Published:Sunday | July 19, 2020 | 12:00 AMJovan Johnson - Senior Staff Reporter

Lola Marshall-Williams, the partner of Cabinet Minister J.C. Hutchinson, who has been punished over his role in the Holland Estate sweetheart deal saga, has declared that her hands are clean in the latest scandal that has erupted in the Andrew Holness administration.

“I am wonderfully made. I am blessed. The Lord is with me and all is well,” she told The Sunday Gleaner. “My hands are clean, my heart is clean. I have no animosity towards anyone and my blessings come from the Lord.”

The Sunday Gleaner has learnt that Marshall-Williams has submitted her resignation from the board of the Rural Agricultural Development Authority (RADA) and the St Elizabeth RADA Parish Advisory Board, which she chairs.

Asked to confirm, she directed queries to Agriculture Minister Audley Shaw, who The Sunday Gleaner was unable to reach as telephone calls went unanswered.
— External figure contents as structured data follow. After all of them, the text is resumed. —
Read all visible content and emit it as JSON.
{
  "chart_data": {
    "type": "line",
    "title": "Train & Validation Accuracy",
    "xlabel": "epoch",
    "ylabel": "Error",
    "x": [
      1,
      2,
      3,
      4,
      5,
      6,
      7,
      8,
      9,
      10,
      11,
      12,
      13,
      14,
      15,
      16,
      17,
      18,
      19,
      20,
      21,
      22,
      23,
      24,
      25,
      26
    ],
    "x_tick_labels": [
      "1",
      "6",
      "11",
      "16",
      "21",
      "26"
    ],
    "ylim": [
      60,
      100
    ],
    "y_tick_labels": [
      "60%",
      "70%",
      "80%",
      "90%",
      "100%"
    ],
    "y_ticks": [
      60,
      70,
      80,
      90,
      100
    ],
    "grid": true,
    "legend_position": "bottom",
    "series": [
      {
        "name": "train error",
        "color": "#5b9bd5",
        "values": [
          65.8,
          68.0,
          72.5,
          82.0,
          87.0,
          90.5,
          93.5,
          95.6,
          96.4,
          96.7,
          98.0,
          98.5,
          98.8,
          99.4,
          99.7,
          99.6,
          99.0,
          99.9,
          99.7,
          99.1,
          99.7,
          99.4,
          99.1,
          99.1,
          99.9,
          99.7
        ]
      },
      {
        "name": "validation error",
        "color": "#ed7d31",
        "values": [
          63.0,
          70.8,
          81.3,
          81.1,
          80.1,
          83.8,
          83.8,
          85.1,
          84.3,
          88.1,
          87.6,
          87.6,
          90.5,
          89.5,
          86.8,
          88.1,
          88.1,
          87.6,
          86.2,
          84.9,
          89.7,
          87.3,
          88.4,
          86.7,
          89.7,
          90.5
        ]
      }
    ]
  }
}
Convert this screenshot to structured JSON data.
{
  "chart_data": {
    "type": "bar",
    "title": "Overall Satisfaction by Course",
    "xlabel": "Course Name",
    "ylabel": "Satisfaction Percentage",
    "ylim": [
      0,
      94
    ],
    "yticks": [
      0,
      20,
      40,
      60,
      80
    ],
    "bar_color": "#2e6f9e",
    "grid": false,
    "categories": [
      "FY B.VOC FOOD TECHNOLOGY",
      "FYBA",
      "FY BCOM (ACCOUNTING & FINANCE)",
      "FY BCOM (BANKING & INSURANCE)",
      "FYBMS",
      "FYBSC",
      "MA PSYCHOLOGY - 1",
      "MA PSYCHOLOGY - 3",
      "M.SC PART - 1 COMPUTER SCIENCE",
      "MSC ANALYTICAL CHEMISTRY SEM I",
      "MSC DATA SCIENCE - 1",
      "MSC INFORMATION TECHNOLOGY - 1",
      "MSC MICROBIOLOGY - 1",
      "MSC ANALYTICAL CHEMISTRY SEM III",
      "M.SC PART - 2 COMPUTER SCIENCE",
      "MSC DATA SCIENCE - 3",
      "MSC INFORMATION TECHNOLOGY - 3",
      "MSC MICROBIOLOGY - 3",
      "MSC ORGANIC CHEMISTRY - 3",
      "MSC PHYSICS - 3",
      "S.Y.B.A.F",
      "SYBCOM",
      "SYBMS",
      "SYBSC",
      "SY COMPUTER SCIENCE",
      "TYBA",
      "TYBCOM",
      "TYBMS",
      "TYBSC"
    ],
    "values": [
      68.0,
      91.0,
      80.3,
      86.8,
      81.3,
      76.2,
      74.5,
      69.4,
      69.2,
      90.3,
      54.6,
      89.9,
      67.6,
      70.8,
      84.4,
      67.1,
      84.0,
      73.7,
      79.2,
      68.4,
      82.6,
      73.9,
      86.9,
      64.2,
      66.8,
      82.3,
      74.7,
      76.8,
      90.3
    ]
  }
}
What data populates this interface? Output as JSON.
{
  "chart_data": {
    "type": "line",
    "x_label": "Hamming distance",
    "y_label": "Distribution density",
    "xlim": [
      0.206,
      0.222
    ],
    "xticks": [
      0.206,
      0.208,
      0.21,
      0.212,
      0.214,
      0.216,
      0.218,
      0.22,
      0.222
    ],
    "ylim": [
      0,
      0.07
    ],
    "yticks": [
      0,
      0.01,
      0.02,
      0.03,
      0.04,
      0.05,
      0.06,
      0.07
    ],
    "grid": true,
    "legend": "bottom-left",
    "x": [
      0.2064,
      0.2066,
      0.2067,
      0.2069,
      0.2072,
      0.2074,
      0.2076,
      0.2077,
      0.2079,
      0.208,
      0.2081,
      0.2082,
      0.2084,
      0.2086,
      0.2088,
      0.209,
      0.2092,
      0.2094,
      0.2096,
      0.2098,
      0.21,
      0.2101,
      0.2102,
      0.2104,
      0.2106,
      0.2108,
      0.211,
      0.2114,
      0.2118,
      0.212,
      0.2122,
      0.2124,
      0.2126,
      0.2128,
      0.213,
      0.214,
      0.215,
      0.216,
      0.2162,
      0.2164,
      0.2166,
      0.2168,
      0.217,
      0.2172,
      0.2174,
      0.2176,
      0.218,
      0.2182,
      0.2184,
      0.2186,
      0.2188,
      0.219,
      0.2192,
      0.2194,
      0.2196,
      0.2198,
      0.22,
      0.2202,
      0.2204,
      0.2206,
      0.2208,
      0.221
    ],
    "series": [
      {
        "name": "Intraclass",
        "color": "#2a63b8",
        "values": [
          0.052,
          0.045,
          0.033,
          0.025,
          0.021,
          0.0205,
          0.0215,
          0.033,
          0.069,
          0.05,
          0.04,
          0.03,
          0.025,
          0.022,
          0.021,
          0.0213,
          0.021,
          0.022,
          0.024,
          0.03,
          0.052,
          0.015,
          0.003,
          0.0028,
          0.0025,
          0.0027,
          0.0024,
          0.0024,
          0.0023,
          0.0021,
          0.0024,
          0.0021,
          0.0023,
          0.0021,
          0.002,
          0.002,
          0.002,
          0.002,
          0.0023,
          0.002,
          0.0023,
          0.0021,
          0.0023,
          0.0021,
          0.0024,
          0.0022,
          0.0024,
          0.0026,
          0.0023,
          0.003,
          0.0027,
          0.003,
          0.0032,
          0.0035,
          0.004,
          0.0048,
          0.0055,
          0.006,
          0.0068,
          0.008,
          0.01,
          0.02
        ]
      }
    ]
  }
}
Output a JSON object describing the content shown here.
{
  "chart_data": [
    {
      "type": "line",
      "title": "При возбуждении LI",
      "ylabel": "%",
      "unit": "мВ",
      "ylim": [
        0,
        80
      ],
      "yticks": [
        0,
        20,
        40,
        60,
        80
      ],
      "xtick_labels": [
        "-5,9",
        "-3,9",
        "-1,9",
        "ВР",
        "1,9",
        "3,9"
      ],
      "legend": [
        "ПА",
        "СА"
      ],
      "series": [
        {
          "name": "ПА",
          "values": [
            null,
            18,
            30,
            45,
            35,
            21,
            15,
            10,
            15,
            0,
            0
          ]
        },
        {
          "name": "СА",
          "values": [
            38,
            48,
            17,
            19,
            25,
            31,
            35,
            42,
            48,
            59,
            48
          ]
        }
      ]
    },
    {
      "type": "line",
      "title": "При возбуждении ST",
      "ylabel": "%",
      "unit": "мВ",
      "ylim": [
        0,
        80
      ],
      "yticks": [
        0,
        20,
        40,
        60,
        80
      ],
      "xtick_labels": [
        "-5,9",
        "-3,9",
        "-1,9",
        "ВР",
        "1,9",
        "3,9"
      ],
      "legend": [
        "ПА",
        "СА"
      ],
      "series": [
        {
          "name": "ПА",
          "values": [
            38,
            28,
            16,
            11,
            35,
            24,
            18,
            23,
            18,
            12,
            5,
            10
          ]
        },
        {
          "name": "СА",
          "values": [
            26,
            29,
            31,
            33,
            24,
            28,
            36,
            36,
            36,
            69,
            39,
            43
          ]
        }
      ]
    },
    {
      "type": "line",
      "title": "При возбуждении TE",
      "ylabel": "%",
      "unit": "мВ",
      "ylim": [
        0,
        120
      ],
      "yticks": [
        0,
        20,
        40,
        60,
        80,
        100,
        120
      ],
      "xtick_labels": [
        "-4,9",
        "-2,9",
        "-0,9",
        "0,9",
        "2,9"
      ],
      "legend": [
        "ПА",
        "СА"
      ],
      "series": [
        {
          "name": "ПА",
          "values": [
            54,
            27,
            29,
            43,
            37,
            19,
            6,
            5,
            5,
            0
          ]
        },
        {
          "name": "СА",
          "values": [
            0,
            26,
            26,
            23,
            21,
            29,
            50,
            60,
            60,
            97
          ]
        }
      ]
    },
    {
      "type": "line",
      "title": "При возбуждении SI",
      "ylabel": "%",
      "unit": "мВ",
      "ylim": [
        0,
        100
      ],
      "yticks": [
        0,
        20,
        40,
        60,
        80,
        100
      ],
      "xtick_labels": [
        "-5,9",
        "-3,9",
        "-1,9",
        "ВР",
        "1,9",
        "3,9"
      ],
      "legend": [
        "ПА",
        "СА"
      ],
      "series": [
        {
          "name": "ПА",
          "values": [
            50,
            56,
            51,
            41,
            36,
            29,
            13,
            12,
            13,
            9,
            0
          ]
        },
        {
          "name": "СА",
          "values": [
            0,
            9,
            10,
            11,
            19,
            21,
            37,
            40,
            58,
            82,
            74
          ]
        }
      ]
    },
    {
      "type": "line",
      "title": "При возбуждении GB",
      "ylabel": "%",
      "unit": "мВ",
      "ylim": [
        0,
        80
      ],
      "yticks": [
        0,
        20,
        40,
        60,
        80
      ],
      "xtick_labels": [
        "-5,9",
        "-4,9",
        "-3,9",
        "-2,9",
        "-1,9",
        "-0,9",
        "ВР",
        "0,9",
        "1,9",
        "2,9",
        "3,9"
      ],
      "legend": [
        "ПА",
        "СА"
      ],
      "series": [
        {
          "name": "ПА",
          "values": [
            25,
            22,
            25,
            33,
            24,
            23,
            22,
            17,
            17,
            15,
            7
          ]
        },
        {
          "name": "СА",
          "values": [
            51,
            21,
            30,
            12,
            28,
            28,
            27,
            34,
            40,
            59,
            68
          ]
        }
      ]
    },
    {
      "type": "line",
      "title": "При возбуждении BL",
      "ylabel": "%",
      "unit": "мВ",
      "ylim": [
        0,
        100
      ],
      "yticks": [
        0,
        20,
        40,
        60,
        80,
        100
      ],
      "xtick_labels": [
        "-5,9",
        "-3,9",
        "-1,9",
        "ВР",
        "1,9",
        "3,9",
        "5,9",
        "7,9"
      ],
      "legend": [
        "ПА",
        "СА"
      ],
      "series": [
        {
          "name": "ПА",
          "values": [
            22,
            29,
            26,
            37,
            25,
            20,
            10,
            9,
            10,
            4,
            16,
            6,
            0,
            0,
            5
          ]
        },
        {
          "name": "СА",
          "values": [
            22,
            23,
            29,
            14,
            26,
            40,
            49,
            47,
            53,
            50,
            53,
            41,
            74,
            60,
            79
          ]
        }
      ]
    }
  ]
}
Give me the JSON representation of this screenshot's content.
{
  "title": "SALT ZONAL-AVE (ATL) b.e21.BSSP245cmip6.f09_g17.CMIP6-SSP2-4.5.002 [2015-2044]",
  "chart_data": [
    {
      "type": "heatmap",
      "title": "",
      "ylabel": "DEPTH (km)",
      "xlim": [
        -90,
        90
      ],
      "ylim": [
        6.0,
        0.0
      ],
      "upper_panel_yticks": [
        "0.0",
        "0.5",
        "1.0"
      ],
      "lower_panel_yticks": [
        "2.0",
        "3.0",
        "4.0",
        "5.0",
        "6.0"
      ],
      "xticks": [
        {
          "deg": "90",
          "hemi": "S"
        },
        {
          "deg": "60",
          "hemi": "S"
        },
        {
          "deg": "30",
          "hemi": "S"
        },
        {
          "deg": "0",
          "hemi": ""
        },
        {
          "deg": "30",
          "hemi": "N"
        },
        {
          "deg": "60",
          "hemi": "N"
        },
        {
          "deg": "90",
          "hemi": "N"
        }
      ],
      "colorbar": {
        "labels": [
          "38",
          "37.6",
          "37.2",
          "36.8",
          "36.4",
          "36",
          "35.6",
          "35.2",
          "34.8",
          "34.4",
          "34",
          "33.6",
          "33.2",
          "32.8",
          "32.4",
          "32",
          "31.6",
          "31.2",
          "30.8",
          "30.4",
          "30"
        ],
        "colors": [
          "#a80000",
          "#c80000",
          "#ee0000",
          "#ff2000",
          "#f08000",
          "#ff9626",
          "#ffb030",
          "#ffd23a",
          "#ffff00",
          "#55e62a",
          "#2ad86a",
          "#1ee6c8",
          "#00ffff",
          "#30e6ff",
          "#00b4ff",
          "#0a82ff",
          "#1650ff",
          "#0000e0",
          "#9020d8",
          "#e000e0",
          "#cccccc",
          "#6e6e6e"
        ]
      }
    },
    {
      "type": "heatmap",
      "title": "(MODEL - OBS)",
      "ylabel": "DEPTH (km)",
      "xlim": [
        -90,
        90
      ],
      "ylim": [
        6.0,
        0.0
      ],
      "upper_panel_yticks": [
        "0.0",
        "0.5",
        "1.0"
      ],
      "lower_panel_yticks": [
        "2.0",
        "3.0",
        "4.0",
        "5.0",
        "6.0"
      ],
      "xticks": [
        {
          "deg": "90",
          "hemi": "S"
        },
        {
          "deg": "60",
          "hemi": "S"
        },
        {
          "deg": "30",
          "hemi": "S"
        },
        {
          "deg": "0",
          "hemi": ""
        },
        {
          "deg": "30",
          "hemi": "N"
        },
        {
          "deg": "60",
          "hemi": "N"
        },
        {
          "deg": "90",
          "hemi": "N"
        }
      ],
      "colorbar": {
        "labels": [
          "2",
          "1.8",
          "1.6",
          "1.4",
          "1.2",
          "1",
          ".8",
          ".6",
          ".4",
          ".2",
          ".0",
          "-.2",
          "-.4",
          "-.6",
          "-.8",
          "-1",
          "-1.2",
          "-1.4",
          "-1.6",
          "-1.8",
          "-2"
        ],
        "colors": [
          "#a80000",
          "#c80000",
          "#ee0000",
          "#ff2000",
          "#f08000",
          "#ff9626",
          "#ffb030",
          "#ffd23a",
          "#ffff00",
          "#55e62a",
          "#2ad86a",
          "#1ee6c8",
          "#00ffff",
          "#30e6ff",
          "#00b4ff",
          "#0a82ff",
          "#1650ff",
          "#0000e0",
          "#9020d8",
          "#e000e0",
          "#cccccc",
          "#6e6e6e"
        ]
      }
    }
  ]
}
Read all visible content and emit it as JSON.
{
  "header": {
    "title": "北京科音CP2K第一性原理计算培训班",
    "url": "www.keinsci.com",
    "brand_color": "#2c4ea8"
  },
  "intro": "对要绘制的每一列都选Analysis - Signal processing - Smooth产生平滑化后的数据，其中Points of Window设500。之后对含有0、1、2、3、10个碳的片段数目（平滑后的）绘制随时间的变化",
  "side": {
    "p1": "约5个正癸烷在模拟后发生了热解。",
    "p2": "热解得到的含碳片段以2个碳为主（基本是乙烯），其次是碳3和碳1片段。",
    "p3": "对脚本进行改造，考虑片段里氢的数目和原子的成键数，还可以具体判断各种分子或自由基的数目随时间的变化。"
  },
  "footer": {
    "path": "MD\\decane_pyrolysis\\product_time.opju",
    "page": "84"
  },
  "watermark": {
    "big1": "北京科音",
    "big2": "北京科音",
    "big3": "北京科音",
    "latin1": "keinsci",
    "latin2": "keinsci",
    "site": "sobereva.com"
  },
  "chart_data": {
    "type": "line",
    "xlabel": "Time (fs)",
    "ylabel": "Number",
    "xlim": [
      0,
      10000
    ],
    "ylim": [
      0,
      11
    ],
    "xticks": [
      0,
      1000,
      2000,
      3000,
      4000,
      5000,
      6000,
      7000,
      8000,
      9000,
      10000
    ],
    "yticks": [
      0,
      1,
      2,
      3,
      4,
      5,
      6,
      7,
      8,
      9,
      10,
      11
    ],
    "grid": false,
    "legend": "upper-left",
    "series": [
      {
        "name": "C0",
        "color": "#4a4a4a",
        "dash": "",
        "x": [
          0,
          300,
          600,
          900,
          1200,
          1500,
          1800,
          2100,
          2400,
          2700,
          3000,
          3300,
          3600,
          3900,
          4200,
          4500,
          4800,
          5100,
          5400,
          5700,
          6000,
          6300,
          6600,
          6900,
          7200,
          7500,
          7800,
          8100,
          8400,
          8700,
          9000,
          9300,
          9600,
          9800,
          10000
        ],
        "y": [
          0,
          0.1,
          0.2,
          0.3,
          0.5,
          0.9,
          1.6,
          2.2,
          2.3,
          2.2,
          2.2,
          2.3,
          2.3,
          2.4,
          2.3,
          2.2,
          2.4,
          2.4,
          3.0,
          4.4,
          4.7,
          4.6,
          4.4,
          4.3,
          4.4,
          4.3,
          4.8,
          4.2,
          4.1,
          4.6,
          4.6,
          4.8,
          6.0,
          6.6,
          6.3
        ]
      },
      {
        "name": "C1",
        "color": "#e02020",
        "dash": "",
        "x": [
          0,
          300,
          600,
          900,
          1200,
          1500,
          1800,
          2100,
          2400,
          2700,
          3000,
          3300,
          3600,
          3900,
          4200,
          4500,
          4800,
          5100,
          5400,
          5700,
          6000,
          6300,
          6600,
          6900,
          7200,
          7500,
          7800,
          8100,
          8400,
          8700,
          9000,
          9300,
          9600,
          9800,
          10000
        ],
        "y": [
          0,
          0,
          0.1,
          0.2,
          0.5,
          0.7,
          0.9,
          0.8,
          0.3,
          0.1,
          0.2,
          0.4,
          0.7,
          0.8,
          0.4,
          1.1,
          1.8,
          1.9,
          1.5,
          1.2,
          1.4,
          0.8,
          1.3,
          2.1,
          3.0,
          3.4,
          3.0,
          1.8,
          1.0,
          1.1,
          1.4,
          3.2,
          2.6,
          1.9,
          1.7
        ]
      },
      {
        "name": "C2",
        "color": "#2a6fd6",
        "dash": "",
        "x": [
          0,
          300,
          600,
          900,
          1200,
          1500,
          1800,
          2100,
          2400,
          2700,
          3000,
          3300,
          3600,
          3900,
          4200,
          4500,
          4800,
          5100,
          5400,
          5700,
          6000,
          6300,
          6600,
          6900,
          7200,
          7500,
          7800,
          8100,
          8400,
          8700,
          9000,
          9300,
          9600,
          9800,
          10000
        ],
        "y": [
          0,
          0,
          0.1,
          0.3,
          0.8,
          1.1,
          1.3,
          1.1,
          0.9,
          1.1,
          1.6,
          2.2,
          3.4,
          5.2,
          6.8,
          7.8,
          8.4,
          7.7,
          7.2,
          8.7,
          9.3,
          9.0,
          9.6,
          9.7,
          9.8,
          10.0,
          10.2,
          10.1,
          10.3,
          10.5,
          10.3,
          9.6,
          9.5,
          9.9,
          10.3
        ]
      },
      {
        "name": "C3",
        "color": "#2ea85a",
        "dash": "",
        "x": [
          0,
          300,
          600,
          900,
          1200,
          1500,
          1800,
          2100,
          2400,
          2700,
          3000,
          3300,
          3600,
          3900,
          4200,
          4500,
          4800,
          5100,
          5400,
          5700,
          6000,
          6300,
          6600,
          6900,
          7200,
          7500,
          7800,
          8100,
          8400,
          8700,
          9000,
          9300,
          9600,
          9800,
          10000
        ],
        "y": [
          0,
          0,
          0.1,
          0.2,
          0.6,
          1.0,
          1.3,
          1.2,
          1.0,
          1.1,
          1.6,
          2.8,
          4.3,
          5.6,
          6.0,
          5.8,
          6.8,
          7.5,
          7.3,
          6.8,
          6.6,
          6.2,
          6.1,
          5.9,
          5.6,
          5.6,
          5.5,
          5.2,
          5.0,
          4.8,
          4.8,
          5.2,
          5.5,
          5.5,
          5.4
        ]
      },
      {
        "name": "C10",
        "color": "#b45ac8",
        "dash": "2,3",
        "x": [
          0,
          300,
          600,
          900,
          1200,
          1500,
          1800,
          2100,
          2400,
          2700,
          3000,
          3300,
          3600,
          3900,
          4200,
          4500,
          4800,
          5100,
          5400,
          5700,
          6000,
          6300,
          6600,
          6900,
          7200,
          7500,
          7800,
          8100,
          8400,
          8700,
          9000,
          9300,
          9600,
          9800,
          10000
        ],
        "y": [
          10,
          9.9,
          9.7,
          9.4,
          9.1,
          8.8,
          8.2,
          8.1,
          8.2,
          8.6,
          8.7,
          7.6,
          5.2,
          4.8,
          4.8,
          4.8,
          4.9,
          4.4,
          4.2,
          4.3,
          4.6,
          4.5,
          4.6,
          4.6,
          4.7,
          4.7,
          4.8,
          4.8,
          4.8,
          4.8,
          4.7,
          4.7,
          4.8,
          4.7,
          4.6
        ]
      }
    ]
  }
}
“If I serve, or used to serve, I would have done so at the minster’s pleasure,” she said.

On Friday, Prime Minister Andrew Holness announced that Hutchinson was being stripped of his responsibility for agriculture within the Ministry of Industry, Commerce, Agriculture and Fisheries (MICAF) as part of a response to last week’s Sunday Gleaner report which raised questions about how his partner’s company was selected to manage the Holland Estate lands.

President of the Jamaica Agricultural Society, Lenworth Fulton, says he welcomes the developments, including the halting of all land distributions “until a proper audit is done to see if anything out there was either political or illegal”.

“It needs a reform, it needs a review and it should not be that every time an election is coming up, either with the PNP (People’s National Party) or the JLP (Jamaica Labour Party), there is this great haste to give away government land,” he said.

In his statement, Holness said there were “clear breaches” of established procedures, although he was “satisfied” that Hutchinson’s intent was to make the lands available to small farmers.

Hutchinson, himself, later on issued an apology, saying he was “wrong” and that the “course of action I chose cannot be defended”.

CONFLICT OF INTEREST

That admission followed days of denial and rejection of suggestions that his action in recommending Holland Producers Limited, in which Marshall-Williams was a director and shareholder, to take over the 2,400-acre property last July raised conflicts of interest concerns.

“I don’t see any conflict of interest. A company applies for leasing a property. It has nothing to do with me. Whether she sits on the board or whatever her other activities are, if she’s part of the company, makes an application for the land, what is the problem there?” Hutchinson had said.

He had also made it clear that his ministry did not recommend the company to the Sugar Company of Jamaica (SCJ) Holdings, contradicting the entity’s managing director, Joseph Shoucair, who said he acted on the advice of a MICAF official whom he refused to name.

Forty-eight hours later and with pressure mounting, Hutchinson issued a statement admitting that he did write to the SCJ “introducing” the company and asking for guidance.

But he did not reveal that he told the SCJ, which manages the Government’s sugar assets, to “immediately” hand over the lands to Holland Producers, according to a copy of the April 30, 2019 letter obtained by our news team.

UNAWARE OF SON’S BUSINESS

News also emerged that Hutchinson and Marshall-Williams’ son, Jason, was operating a business on the state-owned property. Hutchinson said he did not know. Holness has said steps should be taken to terminate any arrangements that allow for non-farm commercial operations on the lands.

The Holland Estate is located in the St Elizabeth North Western constituency which Hutchinson represents in Parliament for the ruling Jamaica Labour Party (JLP).

The SCJ said it did not know that Jason was doing business on the lands, and neither could the entity speak definitively on whether it was aware that Holland Producers was leasing lands and charging farmers $9,000 per acre.

The issue of the sublease has emerged as a concern since Holland Producers was never in formal lease arrangement with the Government.

The SCJ had given the company 12 months as part of a “due diligence” period during which to determine whether it wanted to use the lands for farming, and according to Hutchinson, to clear the land of cattle.

That period ended on June 30, and with the prime minister halting all ongoing SCJ land transactions in progress and transferring Holland Estate to the Agricultural Investment Corporation, the future of Holland Producers’ engagement with the property is uncertain.

The Government says 184 farmers were allotted lands on the estate.

Hutchinson has explained that he needed to act quickly after the lands were returned to the Government last year to prevent squatting and cattle invasion.

Holness has taken Hutchinson, a JLP deputy leader, under his wings at the Office of the Prime Minister and replaced him at MICAF with Leslie Campbell.

RADA has been one of the key government bodies supporting farmers.

Mark Lee, its deputy parish manager for St Elizabeth, is a director of Holland Producers.

The Opposition People’s National Party had called for the Integrity Commission to probe the issue.